Of the 420 crosses that have been placed at the cenotaph in North Rustico, one stands out to Simon Lemay.

"My father-in-law, when he was 18 years old, lived in Rustico ... John Oliver Gallant, he's right there," he said, pointing to a cross in a line with many others.

Military service runs in Lemay's family. He is a 26-year veteran.

He's one of the people who built the crosses by hand in North Rustico.

"I'm trying not to put the emphasis on me, but the emphasis on the whole thing," he said. "It's not about me. It's about these people.

"How touching it is, people coming in. There was a fairly old gentleman here ... and he had his name and his brother's name and it was up there, so right there to me, my job was was done."

The project was organized by the Knights of Columbus in North Rustico along with the town. Each cross represents someone from the area who served in Canada's military.

The goal is to recognize veterans in the community, said James Donnelly, grand knight with the Knights of Columbus.

Travis Kingdon/CBC
Travis Kingdon/CBC

"It's a very powerful visual representation of the people who serve from this area," he said.

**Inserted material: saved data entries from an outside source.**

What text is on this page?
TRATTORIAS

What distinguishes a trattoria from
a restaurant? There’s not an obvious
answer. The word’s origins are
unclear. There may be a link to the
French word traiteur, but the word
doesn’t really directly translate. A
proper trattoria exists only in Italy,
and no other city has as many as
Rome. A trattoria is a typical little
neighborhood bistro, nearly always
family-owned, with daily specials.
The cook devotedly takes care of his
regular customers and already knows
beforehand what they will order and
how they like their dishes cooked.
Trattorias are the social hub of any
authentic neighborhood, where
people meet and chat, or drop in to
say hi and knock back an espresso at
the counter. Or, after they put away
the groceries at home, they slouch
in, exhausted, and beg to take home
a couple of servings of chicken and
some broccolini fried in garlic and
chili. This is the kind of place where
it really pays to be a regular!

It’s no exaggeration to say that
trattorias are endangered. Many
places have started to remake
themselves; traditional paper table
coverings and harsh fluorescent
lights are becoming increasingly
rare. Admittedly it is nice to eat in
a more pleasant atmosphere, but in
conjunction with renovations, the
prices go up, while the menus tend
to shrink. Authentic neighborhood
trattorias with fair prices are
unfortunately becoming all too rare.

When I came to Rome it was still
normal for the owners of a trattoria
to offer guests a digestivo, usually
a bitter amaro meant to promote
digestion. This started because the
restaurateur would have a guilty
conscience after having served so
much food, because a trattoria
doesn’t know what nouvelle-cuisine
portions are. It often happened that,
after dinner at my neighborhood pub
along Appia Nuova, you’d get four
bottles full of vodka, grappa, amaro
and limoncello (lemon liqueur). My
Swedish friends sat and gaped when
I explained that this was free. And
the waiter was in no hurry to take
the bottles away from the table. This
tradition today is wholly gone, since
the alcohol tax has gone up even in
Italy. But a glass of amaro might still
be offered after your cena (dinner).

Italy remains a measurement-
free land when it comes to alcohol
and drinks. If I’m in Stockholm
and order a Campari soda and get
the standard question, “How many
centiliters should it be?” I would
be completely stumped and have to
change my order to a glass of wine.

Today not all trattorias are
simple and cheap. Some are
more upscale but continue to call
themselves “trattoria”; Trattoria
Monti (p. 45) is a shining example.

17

"I think that everybody recognizes that when you serve in the Forces, you give a piece of your life away for our country. And people just want recognition. And I think that does bring comfort."

Each cross stands about six inches tall and every one has a person's name on it.

As far back as the Boer War

To find all of those names, the Knights of Columbus searched through records from churches and schools. They visited places where plaques are dedicated to veterans in North Rustico, Rustico and the Hope River areas.

The people they found served from the Boer War to the Korean War. There were peacekeepers as well as people in the reserves or the merchant marine.

"I feel proud about the whole thing," said Lemay.

Lemay hopes it reminds people how fortunate they are.

Travis Kingdon/CBC
Travis Kingdon/CBC

"We are very, very lucky in this country. We have everything that we need and we still seem to be complaining sometime," he said.

Les Standen, deputy mayor of North Rustico, said to see the number of people who served in conflicts speaks to the character of the area.

"It shows what the heart of the people in this area is, when that many people served," he said.

'Brought comfort to a lot of people'

Standen said he often hears stories from the community about those who served, but this has brought those memories back up to the surface.

"People start to talk more," he said. "Just this morning, we were talking about stories of where this gentleman had served and about his relatives that have served. So it really does percolate, you know, enthusiasm and remembrance and pride in people."

Travis Kingdon/CBC
Travis Kingdon/CBC

The town isn't holding a large Remembrance Day ceremony. But Standen said he thinks the display will play an important in the community's remembrance.

"I think it's brought comfort to a lot of people. And we've already seen a number of people day after day since it was put up, coming by, taking pictures," he said.

On Nov. 11, the community is inviting people to come to the cenotaph and walk across the boardwalk, lay a wreath and pay their respects to those represented by the crosses.